Чем ближе к дому, тем больше Настю охватывала тревога. Сегодня Денисова должны были оперировать. Как все прошло? Она еще вчера договорилась с Анатолием Владимировичем Старковым, что тот непременно сообщит ей о результате. Но было ясно, что звонить он будет только ей домой, а ни в коем случае не на работу. В том, что Старков позвонит, она не сомневалась, за людьми Денисова необязательности не водилось. Но вот что он ей скажет…

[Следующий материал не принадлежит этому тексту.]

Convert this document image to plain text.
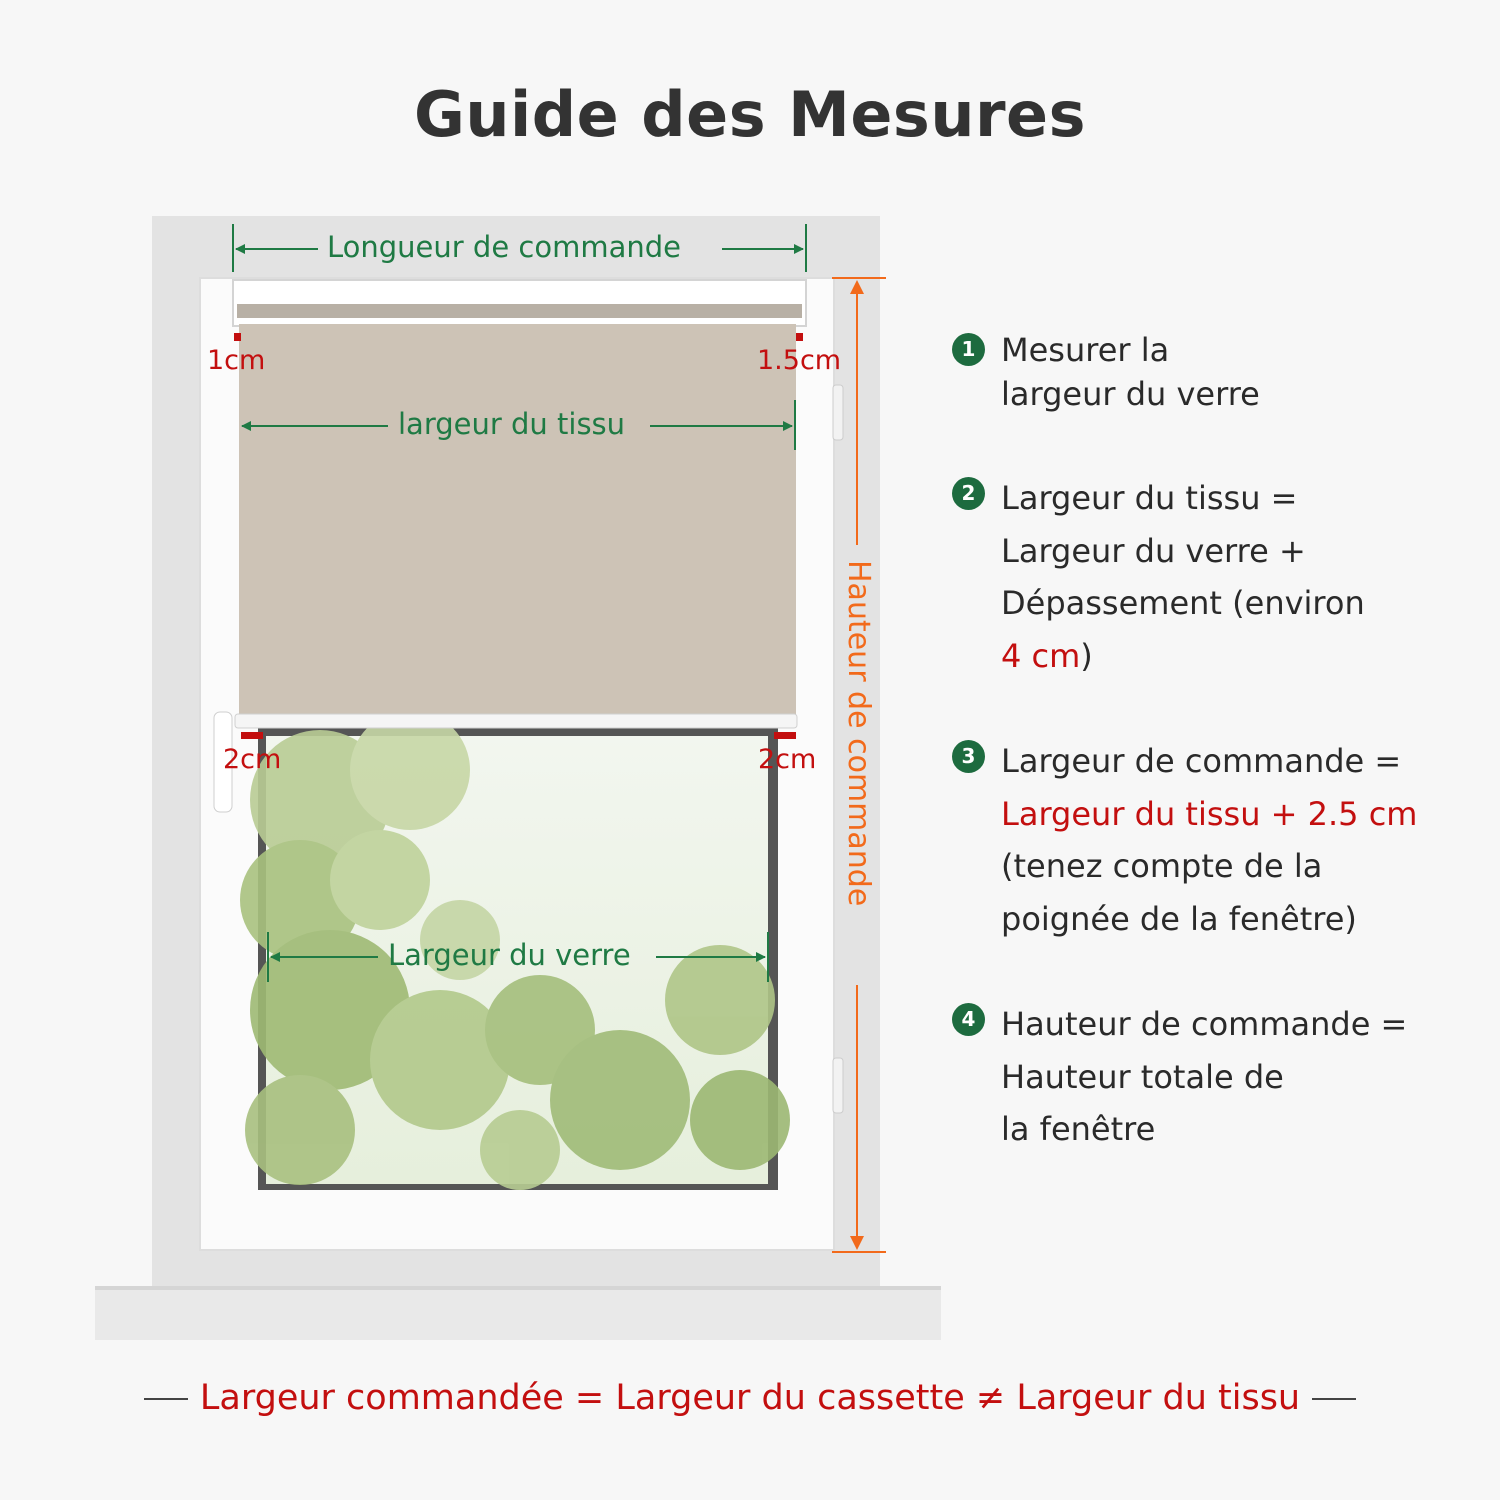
Guide des Mesures
Longueur de commande
largeur du tissu
Largeur du verre
1cm	1.5cm
2cm	2cm Hauteur de commande
1 Mesurer la
largeur du verre
2 Largeur du tissu =
Largeur du verre +
Dépassement (environ
4 cm)
3 Largeur de commande =
Largeur du tissu + 2.5 cm
(tenez compte de la
poignée de la fenêtre)
4 Hauteur de commande =
Hauteur totale de
la fenêtre
Largeur commandée = Largeur du cassette ≠ Largeur du tissu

У своего подъезда Настя торопливо попрощалась с Коротковым и помчалась домой отогреваться. Первой мыслью было залезть в горячую ванну, но она тут же вспомнила, как некоторое время назад тоже грелась в горячей воде. Тогда ей позвонил Старков и сообщил, что Денисов тяжело болен. И она так разнервничалась, что даже в ванне не могла справиться с ознобом. Она подумала, что если сейчас залезет в горячую ванну, то Старков обязательно позвонит и сообщит неприятное известие.
Для борьбы с холодом существовал еще один способ, заключавшийся в зажигании всех четырех конфорок на газовой плите. Настя стащила в прихожей сапоги, зажгла в кухне газ и уселась за стол, не снимая куртки. Минут через десять стало тепло, хотя и душновато, и можно было рискнуть расстегнуть куртку, а еще через десять минут и вовсе снять ее.